Ford is looking for a fellow car manufacturer willing to share excess CO2 emissions credits after stalled Kuga SUV plug-in hybrid (PHEV) sales put it on course to breach stringent EU emissions targets.
The Blue Oval suspended sales of its new Kuga PHEV back in August after four fires linked to over-heating batteries and has since issued £500 in free fuel and free extended servicing provision to 1,800 affected customers who were left unable to use their vehicle in zero-emissions EV mode pending a recall and remedy.
In a correspondence to its UK car retail network this week, however, the brand has revealed that that the issue will have more far-reaching implications, with lost Kuga PHEV sales putting it in breach of the EU’s 95g/km fleet CO2 emissions limits for 2020/21.
Without a fellow OEM with spare emissions credits to spare, Ford could be landed with fines of €95 per gram of CO2 over the 95g/km fleet average, per car sold.
The statement issued to UK retailers this week by Ford of Britain acting managing director, Lisa Brankin, insisted that “Ford always has, and will continue to meet, the EU’s emissions targets”.
But it added: “Based on our product roadmap and production schedule for this year, we expected to comply with the new regulations even factoring in COVID-related disruption to our manufacturing.
“However, the current issues with the Kuga PHEV resulting in a stop-ship and stop-sale have affected our plan to meet the EU’s 2020 emissions regulations for passenger vehicles on our own.
“Therefore, just as many other OEMs have done in Europe, we now intend to join an open pool with other OEMs for passenger vehicles.”
Ford revealed in the statement that, conversely, it anticipated exceeding its CO2 targets on light commercial vehicles, so has separately filed its intent to form an open pool so other OEMs can benefit from the positive CO2 performance of our light commercial (LCV) fleet.
Earlier this week Autocar reported that Renault is offering other manufacturers the opportunity to join its CO2 pool as it is on track to meet its CO2 fleet emissions targets for 2020.
The success of the brand’s new Zoe EV will potentially allow the brand to follow in the footsteps of Tesla in selling emissions credits to OEMs who would otherwise face fines for being in breach of the EU’s emissions regulations.
Autocar reported that parties interested in joining Renault’s CO2 emissions credits pool have until November 18 to register their interest and demonstrate that their participation won’t cause the French carmaker to exceed its targets or that they can pay the fine for any excess.
MG parent company SAIC is understood to have joined Volkswagen’s emissions pool in order to help the German manufacturer meet its targets, meanwhile.
Kuga PHEV recall
Commenting on the ongoing effort to complete the recall and fire-risk remedy to its Kuga PHEV models, Ford said: “The safety of our customers is a top priority. We realise that vehicle recalls are inconvenient to customers, but they assure vehicle safety in service.

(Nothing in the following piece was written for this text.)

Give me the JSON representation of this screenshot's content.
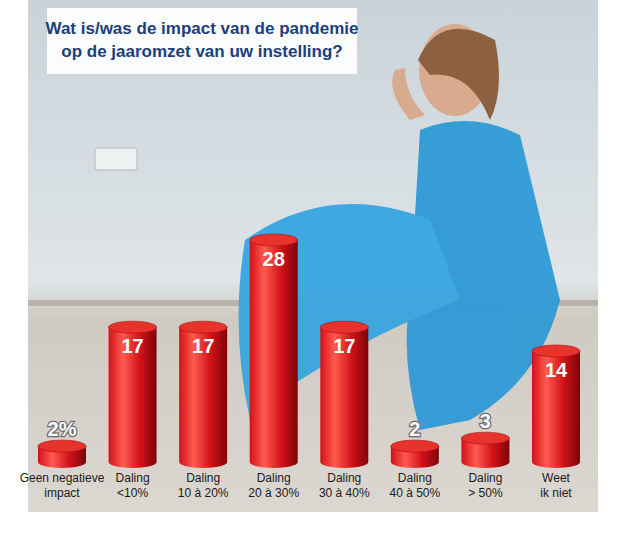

“As part of our commitment to safety, the sale of all Kuga PHEV vehicles is temporarily suspended to address a potential concern with the high voltage battery, which in certain circumstances could result in a fire in the battery area.
“Customers currently in possession of any Kuga PHEV are advised to not charge their vehicles and to only drive in EV Auto mode until rework is completed by their Ford dealer.
“It is important to stress that the vehicles remain safe to drive in EV Auto mode.
“This latest action includes all Kuga PHEVs built to date, many of which have already been reworked by a Ford dealer.
“Owners are being individually contacted. We also will discuss with them as soon as possible when to schedule the rework at their chosen dealership once a complete and approved update is in place.
“We apologise for the concern this issue is causing and thank our customers for their patience and co-operation.
“We will take care of our Kuga PHEV owners and are looking at ways to improve customer experience during this difficult situation, including providing an extended warranty or maintenance service provision, depending on market.
“We remain committed to providing safe and high-quality vehicles, addressing potential issues and responding quickly. Should customers have any additional concerns, we ask them to contact the Ford Customer Contact Centre on 0203 564 4444.”